Britain’s biggest construction companies refuse to help the beleaguered steel industry
The Charter for Sustainable British Steel, which encourages companies to use high-quality British steel wherever possible is backed by both Labour and Tory MPs but six of the biggest construction companies in the UK - Willmott Dixon, Wates, Mace, Interserve, Kier and BAM Construction - are stalling on signing up.
The majority of the construction companies involved have benefitted from lucrative tax payer-funded building contracts yet they don't seem willing to commit to buying British steel.
There’s a Save our Steel campaign to help the failing industry by helping to cut costs for steel manufacturers, block cheap Chinese imports and encouraging UK firms to buy British. This is all in light of more than 4000 jobs being lost in the steel industry over the past four months.
Each company is giving differing statements as to why they’re not signing the charter, some are keen to support the local supply-chain but can’t commit to the charter in its current form.
uPVC pipes, safety glasses and Spetz app launched
This week has seen a range of new product and service launches for the construction trade.
Vinyl Pipes has launched uPVC Column Pipes, which extend the life of pipes.
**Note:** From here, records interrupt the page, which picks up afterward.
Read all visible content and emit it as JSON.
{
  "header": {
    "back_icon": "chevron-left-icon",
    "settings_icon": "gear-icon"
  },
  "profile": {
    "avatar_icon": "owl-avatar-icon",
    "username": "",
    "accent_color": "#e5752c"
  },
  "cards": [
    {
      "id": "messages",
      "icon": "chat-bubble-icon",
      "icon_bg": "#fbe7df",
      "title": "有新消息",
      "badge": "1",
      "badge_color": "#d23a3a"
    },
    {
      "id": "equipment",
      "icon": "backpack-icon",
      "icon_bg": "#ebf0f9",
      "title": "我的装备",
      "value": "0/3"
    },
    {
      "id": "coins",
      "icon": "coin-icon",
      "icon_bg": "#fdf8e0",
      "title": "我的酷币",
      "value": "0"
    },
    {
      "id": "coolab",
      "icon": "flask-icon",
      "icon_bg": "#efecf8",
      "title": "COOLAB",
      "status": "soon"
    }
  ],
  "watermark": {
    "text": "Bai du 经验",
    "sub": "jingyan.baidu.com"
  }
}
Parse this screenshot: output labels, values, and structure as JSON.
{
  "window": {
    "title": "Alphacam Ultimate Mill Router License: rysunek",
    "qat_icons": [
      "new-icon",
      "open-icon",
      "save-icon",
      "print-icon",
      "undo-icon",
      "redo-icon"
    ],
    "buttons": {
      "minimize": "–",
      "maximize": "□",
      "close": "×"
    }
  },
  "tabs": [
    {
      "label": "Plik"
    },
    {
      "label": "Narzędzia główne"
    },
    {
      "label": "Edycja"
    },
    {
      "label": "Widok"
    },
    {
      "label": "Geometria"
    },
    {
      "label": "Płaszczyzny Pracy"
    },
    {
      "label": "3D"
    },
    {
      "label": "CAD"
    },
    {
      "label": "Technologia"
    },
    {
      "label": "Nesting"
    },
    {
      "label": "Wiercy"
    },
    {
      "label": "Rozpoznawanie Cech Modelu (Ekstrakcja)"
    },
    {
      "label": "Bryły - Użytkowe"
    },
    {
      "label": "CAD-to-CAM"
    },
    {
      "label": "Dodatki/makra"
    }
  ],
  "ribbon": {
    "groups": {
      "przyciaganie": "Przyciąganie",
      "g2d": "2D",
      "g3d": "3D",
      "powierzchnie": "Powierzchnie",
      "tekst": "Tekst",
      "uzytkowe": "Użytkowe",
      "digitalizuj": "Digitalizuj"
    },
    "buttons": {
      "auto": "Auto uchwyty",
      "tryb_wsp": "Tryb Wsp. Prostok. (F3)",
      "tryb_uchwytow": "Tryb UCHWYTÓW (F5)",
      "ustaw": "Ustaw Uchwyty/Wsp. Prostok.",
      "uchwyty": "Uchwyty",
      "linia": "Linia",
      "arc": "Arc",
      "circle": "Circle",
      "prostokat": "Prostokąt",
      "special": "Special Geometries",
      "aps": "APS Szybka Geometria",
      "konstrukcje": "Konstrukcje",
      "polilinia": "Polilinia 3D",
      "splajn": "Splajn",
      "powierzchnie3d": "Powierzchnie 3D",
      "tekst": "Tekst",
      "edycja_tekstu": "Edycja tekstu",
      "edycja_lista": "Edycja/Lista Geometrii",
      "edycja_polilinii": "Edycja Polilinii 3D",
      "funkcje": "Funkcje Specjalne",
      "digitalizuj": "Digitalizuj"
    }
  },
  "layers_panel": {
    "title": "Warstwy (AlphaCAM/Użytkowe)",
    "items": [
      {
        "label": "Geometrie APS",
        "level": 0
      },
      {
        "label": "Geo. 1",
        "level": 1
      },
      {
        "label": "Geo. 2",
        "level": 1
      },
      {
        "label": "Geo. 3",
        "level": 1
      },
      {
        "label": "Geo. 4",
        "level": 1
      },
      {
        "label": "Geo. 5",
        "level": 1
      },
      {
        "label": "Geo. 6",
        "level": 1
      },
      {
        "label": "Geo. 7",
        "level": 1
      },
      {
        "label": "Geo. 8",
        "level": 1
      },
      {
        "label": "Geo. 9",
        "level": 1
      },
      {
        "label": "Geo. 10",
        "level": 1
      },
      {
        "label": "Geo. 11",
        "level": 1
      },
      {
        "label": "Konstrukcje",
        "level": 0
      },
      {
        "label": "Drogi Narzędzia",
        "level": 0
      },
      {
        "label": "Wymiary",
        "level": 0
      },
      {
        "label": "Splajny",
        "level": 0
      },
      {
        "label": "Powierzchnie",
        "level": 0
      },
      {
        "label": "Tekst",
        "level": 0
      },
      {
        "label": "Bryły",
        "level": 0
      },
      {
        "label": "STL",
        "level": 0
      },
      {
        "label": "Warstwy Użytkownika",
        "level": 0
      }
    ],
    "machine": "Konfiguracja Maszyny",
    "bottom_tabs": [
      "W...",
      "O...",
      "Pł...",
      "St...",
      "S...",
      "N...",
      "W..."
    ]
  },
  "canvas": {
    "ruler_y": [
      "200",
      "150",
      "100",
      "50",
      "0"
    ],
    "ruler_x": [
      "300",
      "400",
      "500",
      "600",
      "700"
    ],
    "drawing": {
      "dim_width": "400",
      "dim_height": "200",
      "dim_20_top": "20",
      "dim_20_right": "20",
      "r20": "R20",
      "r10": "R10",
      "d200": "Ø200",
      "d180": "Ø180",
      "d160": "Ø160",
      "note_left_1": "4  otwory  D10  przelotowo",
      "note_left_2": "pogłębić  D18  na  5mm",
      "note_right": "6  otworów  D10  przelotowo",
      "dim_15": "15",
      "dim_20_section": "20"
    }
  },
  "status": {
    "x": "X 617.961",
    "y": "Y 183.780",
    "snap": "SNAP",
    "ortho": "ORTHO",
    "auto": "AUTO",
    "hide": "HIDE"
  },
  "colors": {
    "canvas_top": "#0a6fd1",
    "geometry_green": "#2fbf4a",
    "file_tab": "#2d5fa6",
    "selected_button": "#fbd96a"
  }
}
Column Pipes with a power lock (patent pending) will not only to raise the safety standards but improve the efficiency of Borewell installations. This Lock system, a by-product of the in-house R&D team, is designed to bear load making the pipes stress-free, torque resistant and perfect for handling high pressure water.
Conscious that using the correct glasses could prevent 90% of jobsite injuries, Milwaukee's expanded range (pictured) features anti-scratch and fog free styles, new lens colours and magnification features, complementing its 'cut resistant' gloves.
Arriving on the UK app scene, Spetz is billed as a ‘one-stop shop’ for anyone "panicked by household flooding or electricity failure," as it unites tradespeople with consumers.
Spetz founder and CEO Yossi Nevo said urgent needs come in all forms and it’s unlikely that any household has tried and trusted tradespeople to match every possibility.
"The Spetz app rapidly connects them with a suitable ‘rescue service’ in as little as 30 seconds and that rapid reassurance is completely free - it’s the tradespeople who pay for these job leads. Those start at around £6 a time, but the tradesperson can then go on to make thousands from our automated system funnelling the best and most appropriate work their way.”
Spetz is now three years old operating in Israel, Australia and is now beginning a full UK rollout, after a ‘soft’ launch.